If it’s not about you PM, who is it about?
One of the more unusual comments of this election campaign was made by Julia Gillard on The 7.30 Report this week when the Prime Minister batted away questions about the personal repercussions of defeat on Saturday.
“Oh, this isn’t about me Kerry,” Gillard said. It was a funny remark, and an engagingly selfless one, as it’s hard to envisage anything more personal than serving yourself up to the judgment of the nation in a general election.
Most people who enter politics do not exit politics on their own terms. You can only begin to imagine what the sense of rejection must be like for past leaders, or even no-name backbenchers who have to grapple with the fact that the loss of their seat is effectively a signal from the community that they just don’t like them enough to make them their representative.
The election is obviously very much about Julia Gillard, in the same way it’s very much about Tony Abbott. The style, character and personality of both leaders count for everything in our increasingly presidential election campaigns. And defeat for either candidate means that their future leadership of the party will be revisited immediately after the poll.

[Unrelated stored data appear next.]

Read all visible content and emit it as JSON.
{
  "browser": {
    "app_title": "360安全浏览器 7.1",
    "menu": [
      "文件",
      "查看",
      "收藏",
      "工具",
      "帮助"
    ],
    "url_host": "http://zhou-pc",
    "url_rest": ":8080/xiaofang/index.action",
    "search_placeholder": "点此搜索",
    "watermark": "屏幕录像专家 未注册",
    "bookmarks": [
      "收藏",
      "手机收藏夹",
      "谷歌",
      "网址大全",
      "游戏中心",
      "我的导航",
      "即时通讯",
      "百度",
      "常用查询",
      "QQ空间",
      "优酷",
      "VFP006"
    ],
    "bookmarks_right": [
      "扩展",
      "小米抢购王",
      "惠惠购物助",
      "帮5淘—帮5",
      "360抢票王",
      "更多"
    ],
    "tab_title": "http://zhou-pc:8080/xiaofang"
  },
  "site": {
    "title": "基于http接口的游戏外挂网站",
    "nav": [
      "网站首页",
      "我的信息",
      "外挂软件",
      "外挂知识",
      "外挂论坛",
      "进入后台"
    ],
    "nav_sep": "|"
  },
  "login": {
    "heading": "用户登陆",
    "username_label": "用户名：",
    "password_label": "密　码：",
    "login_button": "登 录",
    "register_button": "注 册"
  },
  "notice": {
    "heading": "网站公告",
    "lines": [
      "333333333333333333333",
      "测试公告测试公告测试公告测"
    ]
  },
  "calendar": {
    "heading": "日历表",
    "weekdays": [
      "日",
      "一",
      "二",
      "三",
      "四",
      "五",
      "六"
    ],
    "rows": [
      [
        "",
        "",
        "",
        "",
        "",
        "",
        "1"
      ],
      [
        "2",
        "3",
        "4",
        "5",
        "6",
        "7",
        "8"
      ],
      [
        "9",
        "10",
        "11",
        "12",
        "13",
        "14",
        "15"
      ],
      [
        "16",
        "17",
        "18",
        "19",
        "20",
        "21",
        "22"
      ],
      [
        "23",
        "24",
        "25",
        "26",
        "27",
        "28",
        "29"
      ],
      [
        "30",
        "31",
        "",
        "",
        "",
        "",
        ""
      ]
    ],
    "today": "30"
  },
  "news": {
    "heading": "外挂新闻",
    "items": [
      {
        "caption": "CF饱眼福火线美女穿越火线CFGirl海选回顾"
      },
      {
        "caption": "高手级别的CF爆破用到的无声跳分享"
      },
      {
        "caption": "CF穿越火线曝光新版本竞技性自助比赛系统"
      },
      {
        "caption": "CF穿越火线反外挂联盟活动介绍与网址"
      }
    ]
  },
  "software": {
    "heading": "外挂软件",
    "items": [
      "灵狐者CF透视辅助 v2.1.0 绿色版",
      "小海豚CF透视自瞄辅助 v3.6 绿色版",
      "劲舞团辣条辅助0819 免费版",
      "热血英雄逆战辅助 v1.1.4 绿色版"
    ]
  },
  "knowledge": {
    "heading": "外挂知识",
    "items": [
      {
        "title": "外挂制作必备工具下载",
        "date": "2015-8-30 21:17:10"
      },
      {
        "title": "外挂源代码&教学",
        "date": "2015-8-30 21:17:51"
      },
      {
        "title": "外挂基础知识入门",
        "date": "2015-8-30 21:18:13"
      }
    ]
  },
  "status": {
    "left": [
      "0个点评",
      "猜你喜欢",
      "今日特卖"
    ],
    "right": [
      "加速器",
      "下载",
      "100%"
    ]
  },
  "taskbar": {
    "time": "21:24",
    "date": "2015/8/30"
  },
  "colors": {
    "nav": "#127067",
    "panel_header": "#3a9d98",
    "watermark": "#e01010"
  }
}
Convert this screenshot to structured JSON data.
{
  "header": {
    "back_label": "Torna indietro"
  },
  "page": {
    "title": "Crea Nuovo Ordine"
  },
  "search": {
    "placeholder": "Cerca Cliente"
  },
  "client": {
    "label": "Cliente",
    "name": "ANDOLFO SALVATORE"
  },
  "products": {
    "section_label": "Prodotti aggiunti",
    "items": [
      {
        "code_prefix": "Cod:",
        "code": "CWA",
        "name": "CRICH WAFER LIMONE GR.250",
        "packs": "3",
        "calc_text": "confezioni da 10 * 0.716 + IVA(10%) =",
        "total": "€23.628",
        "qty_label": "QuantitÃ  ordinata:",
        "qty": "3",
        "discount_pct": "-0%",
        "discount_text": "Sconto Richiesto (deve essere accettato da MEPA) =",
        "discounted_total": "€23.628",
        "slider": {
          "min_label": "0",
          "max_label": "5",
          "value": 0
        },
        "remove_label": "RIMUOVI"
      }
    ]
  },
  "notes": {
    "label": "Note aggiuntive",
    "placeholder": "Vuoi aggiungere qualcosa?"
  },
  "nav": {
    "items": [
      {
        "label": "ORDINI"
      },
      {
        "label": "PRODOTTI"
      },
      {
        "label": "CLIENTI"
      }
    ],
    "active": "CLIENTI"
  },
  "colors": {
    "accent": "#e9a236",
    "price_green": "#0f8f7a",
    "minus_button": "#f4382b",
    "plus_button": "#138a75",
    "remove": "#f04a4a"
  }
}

With Labor battling to stay ahead in the polls, despite the precision of swing the Coalition requires to win a daunting 17 seats, the nightmare scenario for Labor is that the manner of Julia Gillard’s elevation may have had the effect of destroying not one but two leaders in the space of one brutal coup.
Rudd has obviously been destroyed politically by the events of June 24. Whatever veneer of goodwill has been fabricated through his presence at the campaign launch, or his sham meeting with Gillard a couple of Saturdays ago, completely fails to mask the reality that Caucus does not want him on the frontbench after the election, with many MPs still accusing him of treachery in relation to the leaks against the new Prime Minister.
But if Labor falls short on Saturday, the great irony will be that the manner in which Julia Gillard got the top job also prevented her from keeping it, with the voters’ distaste at the factionally-orchestrated leadership putsch clearly hurting Labor in the polls.
Labor Party figures fear that, in the event of a defeat, Gillard may feel so damaged or be seen as so damaged by the coup and its aftermath that she is no longer a viable leadership option. There is already some muted talk about whether Wayne Swan would be leader, or whether the party would shift immediately to a battle between the next generation, with the desperately ambitious Bill Shorten, a chief plotter of the Rudd coup, likely to battle it out for the leadership against former ACTU secretary Greg Combet.
The polls suggest there is nothing fanciful about this scenario. Should things get to this point, the party’s factional hacks can congratulate themselves not only on destroying the prime ministership of the guy who ended 11 years of conservative rule, but also cruelling the career of our first female prime minister and one of the best parliamentary performers of the modern era.